KOLKATA, July 8, 2023 (BSS/AFP) - At least seven people were killed and
dozens more injured in India Saturday after clashes over local polls in West
Bengal, a state notorious for political violence during election campaigns.
India's ruling Bharatiya Janata Party (BJP) has in recent years worked hard
to gain a toehold in West Bengal -- ruled by a communist party for much of
its history -- to expand its reach beyond its Hindi-speaking northern
heartlands.
Voters are currently casting their ballots in a fierce contest to elect
municipal leaders, with more than 200,000 candidates across the state of 104
million people.
"Seven people have been killed and dozens wounded in poll-related violence in
different villages across the state," Jawed Shamim, additional director
general of West Bengal's police force, told AFP.

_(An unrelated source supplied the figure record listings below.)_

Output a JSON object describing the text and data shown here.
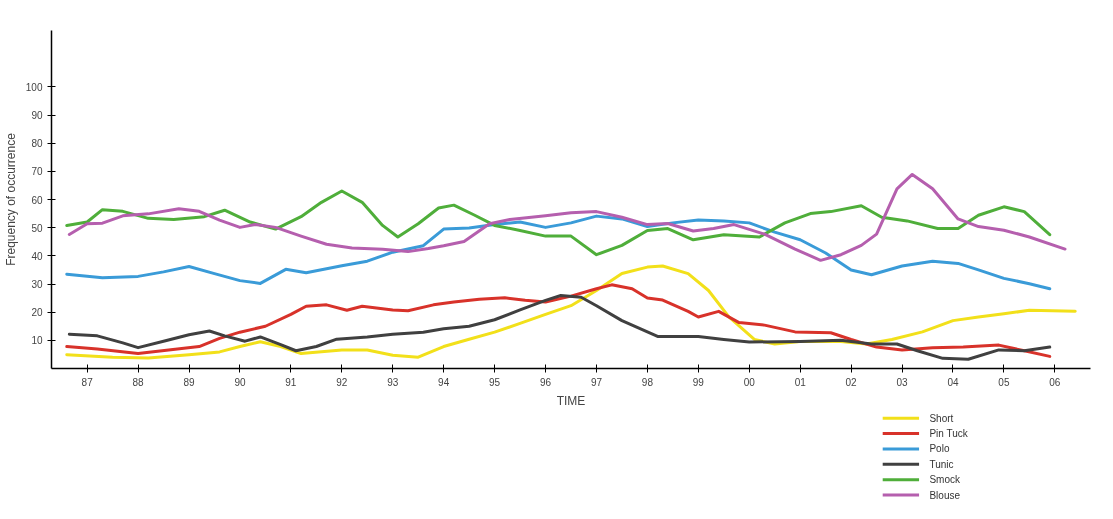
{
  "chart_data": {
    "type": "line",
    "xlabel": "TIME",
    "ylabel": "Frequency of occurrence",
    "xlim": [
      1986.3,
      2006.7
    ],
    "ylim": [
      0,
      120
    ],
    "xticks": [
      {
        "value": 1987,
        "label": "87"
      },
      {
        "value": 1988,
        "label": "88"
      },
      {
        "value": 1989,
        "label": "89"
      },
      {
        "value": 1990,
        "label": "90"
      },
      {
        "value": 1991,
        "label": "91"
      },
      {
        "value": 1992,
        "label": "92"
      },
      {
        "value": 1993,
        "label": "93"
      },
      {
        "value": 1994,
        "label": "94"
      },
      {
        "value": 1995,
        "label": "95"
      },
      {
        "value": 1996,
        "label": "96"
      },
      {
        "value": 1997,
        "label": "97"
      },
      {
        "value": 1998,
        "label": "98"
      },
      {
        "value": 1999,
        "label": "99"
      },
      {
        "value": 2000,
        "label": "00"
      },
      {
        "value": 2001,
        "label": "01"
      },
      {
        "value": 2002,
        "label": "02"
      },
      {
        "value": 2003,
        "label": "03"
      },
      {
        "value": 2004,
        "label": "04"
      },
      {
        "value": 2005,
        "label": "05"
      },
      {
        "value": 2006,
        "label": "06"
      }
    ],
    "yticks": [
      10,
      20,
      30,
      40,
      50,
      60,
      70,
      80,
      90,
      100
    ],
    "legend": "bottom right",
    "line_style": "solid",
    "series": [
      {
        "name": "Short",
        "color": "#f2e01a",
        "x": [
          1986.6,
          1987.5,
          1988.2,
          1989.0,
          1989.6,
          1990.0,
          1990.4,
          1990.8,
          1991.2,
          1992.0,
          1992.5,
          1993.0,
          1993.5,
          1994.0,
          1994.5,
          1995.0,
          1995.5,
          1996.0,
          1996.5,
          1997.0,
          1997.5,
          1998.0,
          1998.3,
          1998.8,
          1999.2,
          1999.6,
          2000.1,
          2000.5,
          2001.0,
          2001.8,
          2002.3,
          2002.8,
          2003.4,
          2004.0,
          2004.5,
          2005.0,
          2005.5,
          2006.4
        ],
        "values": [
          4.9,
          4.0,
          3.7,
          4.9,
          5.9,
          7.8,
          9.5,
          7.8,
          5.3,
          6.6,
          6.6,
          4.7,
          4.0,
          7.8,
          10.4,
          12.9,
          16.0,
          19.2,
          22.3,
          27.7,
          33.7,
          36.0,
          36.4,
          33.7,
          27.7,
          18.3,
          10.3,
          8.7,
          9.6,
          9.6,
          8.7,
          10.3,
          13.0,
          17.0,
          18.3,
          19.4,
          20.7,
          20.3
        ]
      },
      {
        "name": "Pin Tuck",
        "color": "#d8322a",
        "x": [
          1986.6,
          1987.2,
          1988.0,
          1988.6,
          1989.2,
          1989.6,
          1990.0,
          1990.5,
          1991.0,
          1991.3,
          1991.7,
          1992.1,
          1992.4,
          1993.0,
          1993.3,
          1993.8,
          1994.2,
          1994.7,
          1995.2,
          1995.6,
          1996.0,
          1996.5,
          1997.0,
          1997.3,
          1997.7,
          1998.0,
          1998.3,
          1998.8,
          1999.0,
          1999.4,
          1999.8,
          2000.3,
          2000.9,
          2001.6,
          2002.0,
          2002.5,
          2003.0,
          2003.6,
          2004.2,
          2004.9,
          2005.4,
          2005.9
        ],
        "values": [
          7.8,
          6.9,
          5.3,
          6.6,
          7.8,
          10.7,
          12.9,
          15.0,
          19.2,
          22.1,
          22.6,
          20.7,
          22.1,
          20.8,
          20.5,
          22.6,
          23.6,
          24.6,
          25.1,
          24.2,
          23.6,
          25.7,
          28.3,
          29.7,
          28.3,
          25.0,
          24.3,
          20.3,
          18.3,
          20.3,
          16.3,
          15.4,
          13.0,
          12.7,
          10.3,
          7.6,
          6.6,
          7.4,
          7.6,
          8.3,
          6.3,
          4.3
        ]
      },
      {
        "name": "Polo",
        "color": "#3a9bd8",
        "x": [
          1986.6,
          1987.3,
          1988.0,
          1988.5,
          1989.0,
          1989.5,
          1990.0,
          1990.4,
          1990.9,
          1991.3,
          1992.0,
          1992.5,
          1993.0,
          1993.6,
          1994.0,
          1994.5,
          1995.0,
          1995.5,
          1996.0,
          1996.5,
          1997.0,
          1997.5,
          1998.0,
          1998.5,
          1999.0,
          1999.5,
          2000.0,
          2000.5,
          2001.0,
          2001.5,
          2002.0,
          2002.4,
          2003.0,
          2003.6,
          2004.1,
          2004.5,
          2005.0,
          2005.5,
          2005.9
        ],
        "values": [
          33.5,
          32.2,
          32.7,
          34.3,
          36.2,
          33.7,
          31.2,
          30.2,
          35.2,
          34.0,
          36.5,
          38.1,
          41.3,
          43.6,
          49.5,
          49.9,
          51.1,
          52.0,
          50.1,
          51.7,
          54.1,
          53.1,
          50.4,
          51.7,
          52.7,
          52.4,
          51.7,
          48.4,
          45.7,
          41.0,
          35.0,
          33.3,
          36.4,
          38.1,
          37.3,
          35.0,
          32.0,
          30.1,
          28.3
        ]
      },
      {
        "name": "Tunic",
        "color": "#404040",
        "x": [
          1986.65,
          1987.2,
          1987.7,
          1988.0,
          1988.5,
          1989.0,
          1989.4,
          1989.7,
          1990.1,
          1990.4,
          1990.8,
          1991.1,
          1991.5,
          1991.9,
          1992.5,
          1993.0,
          1993.6,
          1994.0,
          1994.5,
          1995.0,
          1995.5,
          1996.0,
          1996.3,
          1996.7,
          1997.0,
          1997.5,
          1997.8,
          1998.2,
          1999.0,
          1999.5,
          2000.0,
          2001.0,
          2001.8,
          2002.4,
          2002.9,
          2003.3,
          2003.8,
          2004.3,
          2004.9,
          2005.4,
          2005.9
        ],
        "values": [
          12.2,
          11.6,
          9.1,
          7.4,
          9.7,
          12.0,
          13.3,
          11.6,
          9.7,
          11.2,
          8.5,
          6.3,
          7.8,
          10.4,
          11.2,
          12.2,
          12.9,
          14.1,
          15.0,
          17.3,
          20.8,
          24.2,
          25.9,
          25.3,
          22.3,
          17.0,
          14.6,
          11.4,
          11.4,
          10.3,
          9.4,
          9.6,
          10.0,
          8.7,
          8.7,
          6.3,
          3.6,
          3.3,
          6.6,
          6.3,
          7.6
        ]
      },
      {
        "name": "Smock",
        "color": "#4fae3a",
        "x": [
          1986.6,
          1987.0,
          1987.3,
          1987.7,
          1988.2,
          1988.7,
          1989.3,
          1989.7,
          1990.2,
          1990.7,
          1991.2,
          1991.6,
          1992.0,
          1992.4,
          1992.8,
          1993.1,
          1993.5,
          1993.9,
          1994.2,
          1994.6,
          1995.0,
          1995.5,
          1996.0,
          1996.5,
          1997.0,
          1997.5,
          1998.0,
          1998.4,
          1998.9,
          1999.5,
          2000.2,
          2000.7,
          2001.2,
          2001.6,
          2002.2,
          2002.6,
          2003.1,
          2003.7,
          2004.1,
          2004.5,
          2005.0,
          2005.4,
          2005.9
        ],
        "values": [
          50.8,
          52.0,
          56.4,
          55.8,
          53.3,
          52.9,
          53.9,
          56.2,
          52.0,
          49.5,
          53.9,
          59.0,
          63.0,
          59.0,
          50.8,
          46.7,
          51.4,
          57.0,
          58.0,
          54.5,
          50.8,
          49.0,
          47.0,
          47.0,
          40.4,
          43.7,
          49.0,
          49.7,
          45.7,
          47.5,
          46.7,
          51.7,
          55.0,
          55.7,
          57.8,
          53.7,
          52.4,
          49.7,
          49.7,
          54.4,
          57.4,
          55.7,
          47.5
        ]
      },
      {
        "name": "Blouse",
        "color": "#b55fae",
        "x": [
          1986.65,
          1987.0,
          1987.3,
          1987.7,
          1988.2,
          1988.8,
          1989.2,
          1989.6,
          1990.0,
          1990.3,
          1990.7,
          1991.2,
          1991.7,
          1992.2,
          1992.8,
          1993.3,
          1993.7,
          1994.0,
          1994.4,
          1994.9,
          1995.3,
          1996.0,
          1996.5,
          1997.0,
          1997.5,
          1998.0,
          1998.4,
          1998.9,
          1999.3,
          1999.7,
          2000.3,
          2000.9,
          2001.4,
          2001.8,
          2002.2,
          2002.5,
          2002.9,
          2003.2,
          2003.6,
          2004.1,
          2004.5,
          2005.0,
          2005.5,
          2006.2
        ],
        "values": [
          47.6,
          51.4,
          51.6,
          54.2,
          54.9,
          56.7,
          55.8,
          52.7,
          50.1,
          51.1,
          50.1,
          47.0,
          44.1,
          42.8,
          42.3,
          41.5,
          42.6,
          43.6,
          45.1,
          51.4,
          52.9,
          54.2,
          55.3,
          55.7,
          53.7,
          51.1,
          51.5,
          48.8,
          49.7,
          51.1,
          47.7,
          42.4,
          38.4,
          40.4,
          43.7,
          47.7,
          63.8,
          68.9,
          63.8,
          53.1,
          50.4,
          49.1,
          46.7,
          42.4
        ]
      }
    ]
  }
}
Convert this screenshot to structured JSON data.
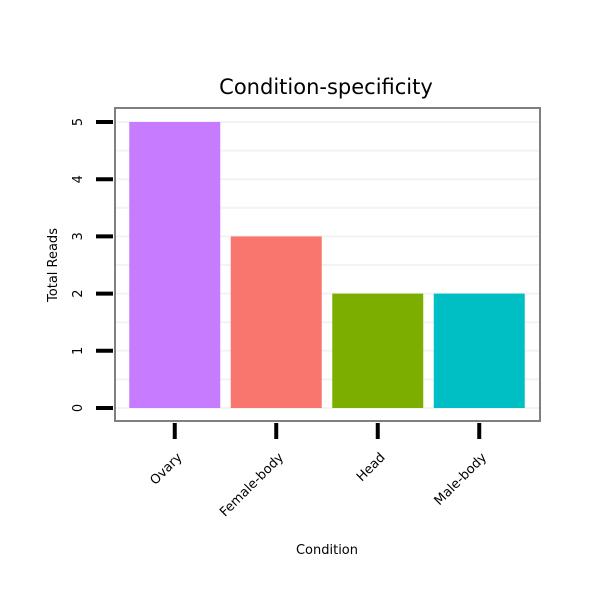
{
  "chart_data": {
    "type": "bar",
    "title": "Condition-specificity",
    "xlabel": "Condition",
    "ylabel": "Total Reads",
    "categories": [
      "Ovary",
      "Female-body",
      "Head",
      "Male-body"
    ],
    "values": [
      5,
      3,
      2,
      2
    ],
    "colors": [
      "#C77CFF",
      "#F8766D",
      "#7CAE00",
      "#00BFC4"
    ],
    "ylim": [
      0,
      5
    ],
    "yticks": [
      "0",
      "1",
      "2",
      "3",
      "4",
      "5"
    ],
    "grid": true,
    "legend": "none"
  }
}
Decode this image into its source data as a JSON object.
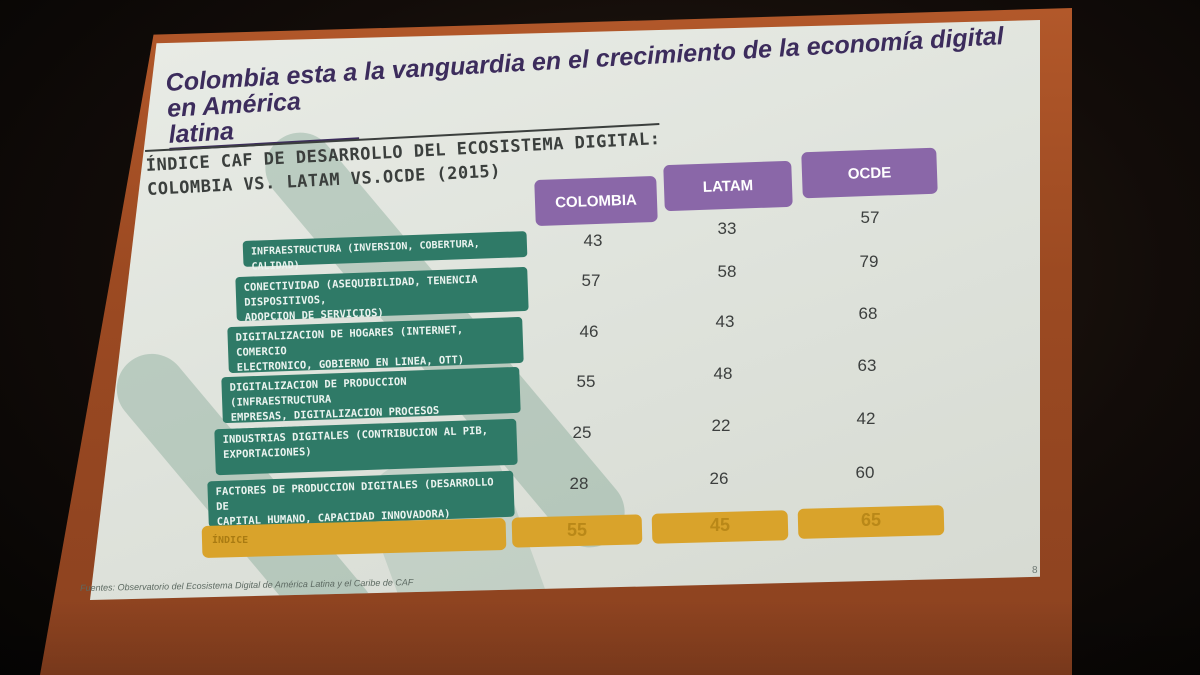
{
  "slide": {
    "title_line1": "Colombia esta a la vanguardia en el crecimiento de la economía digital",
    "title_line2": "en América latina",
    "subtitle_line1": "ÍNDICE CAF DE DESARROLLO DEL ECOSISTEMA DIGITAL:",
    "subtitle_line2": "COLOMBIA VS. LATAM VS.OCDE (2015)",
    "source": "Fuentes: Observatorio del Ecosistema Digital de América Latina y el Caribe de CAF",
    "page_number": "8"
  },
  "table": {
    "columns": [
      "COLOMBIA",
      "LATAM",
      "OCDE"
    ],
    "rows": [
      {
        "label": "INFRAESTRUCTURA (INVERSION, COBERTURA, CALIDAD)",
        "values": [
          "43",
          "33",
          "57"
        ]
      },
      {
        "label": "CONECTIVIDAD (ASEQUIBILIDAD, TENENCIA DISPOSITIVOS,\nADOPCION DE SERVICIOS)",
        "values": [
          "57",
          "58",
          "79"
        ]
      },
      {
        "label": "DIGITALIZACION DE HOGARES (INTERNET, COMERCIO\nELECTRONICO, GOBIERNO EN LINEA, OTT)",
        "values": [
          "46",
          "43",
          "68"
        ]
      },
      {
        "label": "DIGITALIZACION DE PRODUCCION (INFRAESTRUCTURA\nEMPRESAS, DIGITALIZACION PROCESOS PRODUCTIVOS)",
        "values": [
          "55",
          "48",
          "63"
        ]
      },
      {
        "label": "INDUSTRIAS DIGITALES (CONTRIBUCION AL PIB,\nEXPORTACIONES)",
        "values": [
          "25",
          "22",
          "42"
        ]
      },
      {
        "label": "FACTORES DE PRODUCCION DIGITALES (DESARROLLO DE\nCAPITAL HUMANO, CAPACIDAD INNOVADORA)",
        "values": [
          "28",
          "26",
          "60"
        ]
      }
    ],
    "index": {
      "label": "ÍNDICE",
      "values": [
        "55",
        "45",
        "65"
      ]
    }
  },
  "colors": {
    "header_purple": "#8a67a8",
    "row_green": "#2f7a67",
    "index_gold": "#d9a32b",
    "title_purple": "#3c2c5c"
  }
}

Another police official, requesting anonymity as they were not authorised to
speak to the media, said five of the dead were from the state's ruling
Trinamool Congress party.
The other two were affiliated with the BJP and West Bengal's Communist Party
of India (Marxist).
Footage aired by local broadcasters showed rival party workers roaming
streets with batons, as well as ballot boxes snatched and set alight outside
polling stations.
Other voting booths saw a heavy security presence with paramilitary troops
standing guard to keep order.
More than 200 crude bombs -- a staple of West Bengal elections that are sold
cheaply on the black market to maim or intimidate voters -- had also been
seized during the polls, police said.
West Bengal has been ruled by Trinamool leader Mamata Banerjee since 2011,
when her party defeated the Communist-led administration that had ruled the
state for the prior three decades.
Banerjee, a fierce critic of Prime Minister Narendra Modi, has accused his
Hindu nationalist BJP of attempting to import divisive sectarian politics
into the state, which has a large Muslim minority.
Modi has in turn accused her administration of endemic corruption.
But the roots of political violence in the state stretch back decades, with
police recording thousands of murders around election time since the 1960s.